“All right,” said Polynesia. “Now Bumpo lays the table for lunch and we all go and hide. Then at twelve o’clock Bumpo rings the dinner-bell down here. As soon as Ben hears it he’ll come down expecting more salt beef. Bumpo must hide behind the door outside. The moment that Ben is seated at the dining-table Bumpo slams the door and locks it. Then we’ve got him. See?”
“How stratagenious!” Bumpo chuckled. “As Cicero said, parrots cum parishioners facilime congregation. I’ll lay the table at once.”
“Yes and take that Worcestershire sauce off the dresser with you when you go out,” said Polynesia. “Don’t leave any loose eatables around. That fellow has had enough to last any man for three days.

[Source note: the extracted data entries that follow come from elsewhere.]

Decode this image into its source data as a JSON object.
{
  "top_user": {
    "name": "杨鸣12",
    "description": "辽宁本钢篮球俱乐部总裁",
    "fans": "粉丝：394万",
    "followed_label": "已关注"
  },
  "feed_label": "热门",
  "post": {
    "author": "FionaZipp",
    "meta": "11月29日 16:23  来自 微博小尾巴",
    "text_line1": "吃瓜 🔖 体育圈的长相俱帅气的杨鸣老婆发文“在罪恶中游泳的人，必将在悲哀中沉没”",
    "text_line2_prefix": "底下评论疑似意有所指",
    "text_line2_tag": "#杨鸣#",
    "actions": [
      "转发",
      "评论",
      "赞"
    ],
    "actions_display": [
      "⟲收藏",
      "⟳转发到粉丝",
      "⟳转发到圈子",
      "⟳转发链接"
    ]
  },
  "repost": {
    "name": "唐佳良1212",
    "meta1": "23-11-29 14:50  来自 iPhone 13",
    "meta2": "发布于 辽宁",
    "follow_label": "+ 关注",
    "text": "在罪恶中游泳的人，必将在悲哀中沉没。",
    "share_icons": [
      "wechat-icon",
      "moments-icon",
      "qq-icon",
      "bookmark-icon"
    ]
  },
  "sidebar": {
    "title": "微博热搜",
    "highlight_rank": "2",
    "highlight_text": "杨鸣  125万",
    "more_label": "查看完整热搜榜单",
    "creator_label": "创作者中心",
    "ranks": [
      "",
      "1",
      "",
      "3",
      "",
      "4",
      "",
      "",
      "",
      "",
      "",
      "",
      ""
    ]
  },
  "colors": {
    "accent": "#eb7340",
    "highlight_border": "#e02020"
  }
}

Besides, he won’t be so inclined to start a fight when we put him ashore at the Capa Blancas if we thin him down a bit before we let him out.”
So we all went and hid ourselves in the passage where we could watch what happened. And presently Bumpo came to the foot of the stairs and rang the dinner-bell like mad. Then he hopped behind the dining-room door and we all kept still and listened.
Almost immediately, thump, thump, thump, down the stairs tramped Ben Butcher, the able seaman. He walked into the dining-saloon, sat himself down at the head of the table in the Doctor’s place, tucked a napkin under his fat chin and heaved a sigh of expectation.
Then, bang! Bumpo slammed the door and locked it.
“That settles him for a while,” said Polynesia coming out from her hiding-place. “Now let him teach navigation to the side-board. Gosh, the cheek of the man! I’ve forgotten more about the sea than that lumbering lout will ever know. Let’s go upstairs and tell the Doctor. Bumpo, you will have to serve the meals in the cabin for the next couple of days.”
And bursting into a rollicking Norwegian sea-song, she climbed up to my shoulder and we went on deck.